Отец, Александр Максимович Кириенко-Волошин вел свою родословную от запорожских казаков. Предки матери, Елены Оттобальдовны, урожденной Глазер, были обрусевшими немцами. Как вспоминал сам поэт, он был "продуктом смешанных кровей".
Отец, юрист, умер рано, все заботы о ребенке легли на мать. До 16-ти лет Максимилиан жил в Москве, учился в гимназии, начал писать стихи, занимался переводами Гейне. В 1893 году он с матерью переезжает в Крым в поселок Коктебель, расположенный неподалеку от Феодосии. Здесь мальчик продолжает учёбу в гимназии, но по его собственным словам: «Учился скверно, с репетиторами, сидел в классе по два года, и как я все-таки умудрился получить аттестат зрелости - непонятно, тем более, что я был, по-видимому, ребенком очень любознательным, одаренным памятью и талантами...».

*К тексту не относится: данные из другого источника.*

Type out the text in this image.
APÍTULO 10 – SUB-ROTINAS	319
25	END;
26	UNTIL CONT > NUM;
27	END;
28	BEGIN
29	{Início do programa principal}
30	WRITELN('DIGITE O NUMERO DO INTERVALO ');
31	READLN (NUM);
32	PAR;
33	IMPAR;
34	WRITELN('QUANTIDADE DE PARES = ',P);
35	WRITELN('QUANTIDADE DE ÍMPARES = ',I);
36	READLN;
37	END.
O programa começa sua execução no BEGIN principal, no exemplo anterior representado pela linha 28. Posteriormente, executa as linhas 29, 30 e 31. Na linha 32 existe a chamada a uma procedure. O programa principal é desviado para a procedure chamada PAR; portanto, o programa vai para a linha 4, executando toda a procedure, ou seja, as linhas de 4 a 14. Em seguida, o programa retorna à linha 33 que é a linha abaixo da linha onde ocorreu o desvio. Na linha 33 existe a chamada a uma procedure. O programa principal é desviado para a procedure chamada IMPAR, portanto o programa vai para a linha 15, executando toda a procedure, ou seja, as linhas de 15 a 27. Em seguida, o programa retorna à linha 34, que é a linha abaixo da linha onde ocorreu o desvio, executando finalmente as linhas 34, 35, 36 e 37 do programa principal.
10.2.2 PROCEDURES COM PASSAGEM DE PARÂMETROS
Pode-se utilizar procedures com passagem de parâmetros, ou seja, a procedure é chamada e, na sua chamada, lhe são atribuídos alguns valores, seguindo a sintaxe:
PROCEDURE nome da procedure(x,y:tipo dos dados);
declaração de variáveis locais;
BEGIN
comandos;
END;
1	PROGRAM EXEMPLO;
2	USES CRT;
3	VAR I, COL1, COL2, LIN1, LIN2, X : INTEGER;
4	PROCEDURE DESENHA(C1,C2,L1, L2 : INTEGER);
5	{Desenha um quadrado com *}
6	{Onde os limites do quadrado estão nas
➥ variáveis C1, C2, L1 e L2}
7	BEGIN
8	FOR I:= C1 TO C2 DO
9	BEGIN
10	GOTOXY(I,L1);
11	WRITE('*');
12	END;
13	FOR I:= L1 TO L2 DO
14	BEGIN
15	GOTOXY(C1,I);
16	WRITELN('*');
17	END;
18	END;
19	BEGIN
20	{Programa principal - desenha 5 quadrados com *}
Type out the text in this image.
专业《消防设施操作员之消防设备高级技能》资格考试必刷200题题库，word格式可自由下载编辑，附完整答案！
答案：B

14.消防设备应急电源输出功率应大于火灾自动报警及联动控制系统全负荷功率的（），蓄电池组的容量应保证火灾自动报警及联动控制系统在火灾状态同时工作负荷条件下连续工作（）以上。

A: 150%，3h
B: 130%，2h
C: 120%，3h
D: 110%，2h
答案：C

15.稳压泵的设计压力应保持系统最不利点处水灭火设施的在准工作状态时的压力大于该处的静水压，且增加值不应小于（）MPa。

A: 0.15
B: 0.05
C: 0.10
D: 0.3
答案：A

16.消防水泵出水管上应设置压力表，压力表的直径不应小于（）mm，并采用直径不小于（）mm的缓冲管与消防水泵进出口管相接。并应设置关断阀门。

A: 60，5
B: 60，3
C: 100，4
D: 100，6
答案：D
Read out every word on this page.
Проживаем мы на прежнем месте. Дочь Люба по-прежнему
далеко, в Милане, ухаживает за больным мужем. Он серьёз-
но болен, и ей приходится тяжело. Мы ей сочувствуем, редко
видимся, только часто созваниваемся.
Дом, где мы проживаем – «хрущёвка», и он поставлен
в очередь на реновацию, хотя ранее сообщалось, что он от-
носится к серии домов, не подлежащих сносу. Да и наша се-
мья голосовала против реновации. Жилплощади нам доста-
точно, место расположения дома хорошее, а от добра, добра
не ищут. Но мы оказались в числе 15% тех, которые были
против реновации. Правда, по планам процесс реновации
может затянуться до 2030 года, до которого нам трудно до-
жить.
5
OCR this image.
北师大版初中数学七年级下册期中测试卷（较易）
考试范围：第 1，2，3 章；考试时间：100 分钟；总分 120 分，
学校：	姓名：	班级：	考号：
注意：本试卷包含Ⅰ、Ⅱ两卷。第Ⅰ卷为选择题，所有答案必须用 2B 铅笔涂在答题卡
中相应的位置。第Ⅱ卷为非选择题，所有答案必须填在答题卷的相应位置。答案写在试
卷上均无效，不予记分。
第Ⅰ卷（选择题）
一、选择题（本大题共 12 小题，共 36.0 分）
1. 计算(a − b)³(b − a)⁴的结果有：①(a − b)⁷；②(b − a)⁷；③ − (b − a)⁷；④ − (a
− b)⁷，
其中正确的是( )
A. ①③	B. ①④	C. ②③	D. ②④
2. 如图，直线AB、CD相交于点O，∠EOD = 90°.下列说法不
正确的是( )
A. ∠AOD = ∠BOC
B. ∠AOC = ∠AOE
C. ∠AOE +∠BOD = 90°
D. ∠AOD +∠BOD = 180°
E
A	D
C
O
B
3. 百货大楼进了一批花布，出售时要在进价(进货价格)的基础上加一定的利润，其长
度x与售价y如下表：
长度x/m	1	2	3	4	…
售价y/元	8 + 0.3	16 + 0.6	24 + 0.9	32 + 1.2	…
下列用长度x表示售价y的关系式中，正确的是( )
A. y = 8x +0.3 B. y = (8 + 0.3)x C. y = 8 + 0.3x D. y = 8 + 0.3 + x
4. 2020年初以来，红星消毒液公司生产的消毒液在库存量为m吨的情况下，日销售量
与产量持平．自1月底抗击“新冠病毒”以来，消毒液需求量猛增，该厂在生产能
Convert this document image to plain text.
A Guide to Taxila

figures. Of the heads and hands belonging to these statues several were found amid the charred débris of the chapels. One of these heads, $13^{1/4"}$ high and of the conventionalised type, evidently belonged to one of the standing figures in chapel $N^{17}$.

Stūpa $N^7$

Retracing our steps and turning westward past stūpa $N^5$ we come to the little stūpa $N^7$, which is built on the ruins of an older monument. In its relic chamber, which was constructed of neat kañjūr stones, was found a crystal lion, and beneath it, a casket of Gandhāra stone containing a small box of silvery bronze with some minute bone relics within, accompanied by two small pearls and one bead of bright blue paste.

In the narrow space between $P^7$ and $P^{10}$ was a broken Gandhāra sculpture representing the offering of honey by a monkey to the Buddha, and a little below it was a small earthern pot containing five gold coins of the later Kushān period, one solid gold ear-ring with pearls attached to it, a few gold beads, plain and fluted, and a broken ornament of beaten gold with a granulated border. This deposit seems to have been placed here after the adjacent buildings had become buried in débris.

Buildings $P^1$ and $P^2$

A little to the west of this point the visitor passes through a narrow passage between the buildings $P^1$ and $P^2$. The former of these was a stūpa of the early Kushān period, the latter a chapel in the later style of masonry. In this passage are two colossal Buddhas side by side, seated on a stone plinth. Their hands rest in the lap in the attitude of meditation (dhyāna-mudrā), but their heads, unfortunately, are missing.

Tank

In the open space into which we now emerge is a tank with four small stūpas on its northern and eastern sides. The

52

Учёбу в гимназии Максимилиан не любил, но зато в его жизни появилась Феодосия с ее генуэзскими крепостям и турецкими развалинами и Коктебель: море, полынь, нагромождения древнего вулкана Карадаг. С Коктебелем будет связана вся жизнь поэта – об этом позаботилась сама природа: одна из гор Карадага поразительно похожа на профиль Волошина. Об этом в 1918 года писал и он сам: "И на скале, замкнувшей зыбь залива, Судьбой и ветрами изваян профиль мой" (стихотворение "Коктебель").
В 1897 году Максимилиан оканчивает Феодосийскую гимназию и вновь возвращается в Москву. Молодой человек мечтал учиться на историко-филологическом отделении, но по семейной традиции (отец был юристом), юноша поступает на юридический факультет Московского университета.
В 1900 году Максимилиан был выслан в Среднюю Азию за участие в студенческих забастовках, там он принимает решение посвятить себя литературе и искусству, для чего поселиться за границей, "уйти на запад". В Париже недоучившийся русский студент, недавний социалист, превратился в европейца и эрудита-искусствоведа и литературоведа, анархиста в политике и символиста в поэзии.
В 1903 году поэт возвращается в Россию, знакомится с Валерием Брюсовым, Александром Блоком, Андреем Белым. В это же время Волошин обретает литературное имя: его первая статья появилась в печати в 1900 году, стихи – в 1903 году.
Местом постоянного жительства для Волошина стал Коктебель. Колоритная внешность, остроумие, доброта привлекали к Волошину многих поэтов «серебряного века. Сюда к нему приезжают друзья, их знакомые, наконец, совсем незнакомые люди. В Доме Волошина в разное время побывали О. Мандельштам, М. Цветаева, А. Толстой, Н. Гумилев, Е. Замятин, В. Брюсов, Андрей Белый, К. Чуковский, М. Шкапская, М. Булгаков, С. Соловьев, В. Ходасевич и многие другие. Сам Волошин стал считаться такой же достопримечательностью этого края, как музей Айвазовского и Генуэзская башня.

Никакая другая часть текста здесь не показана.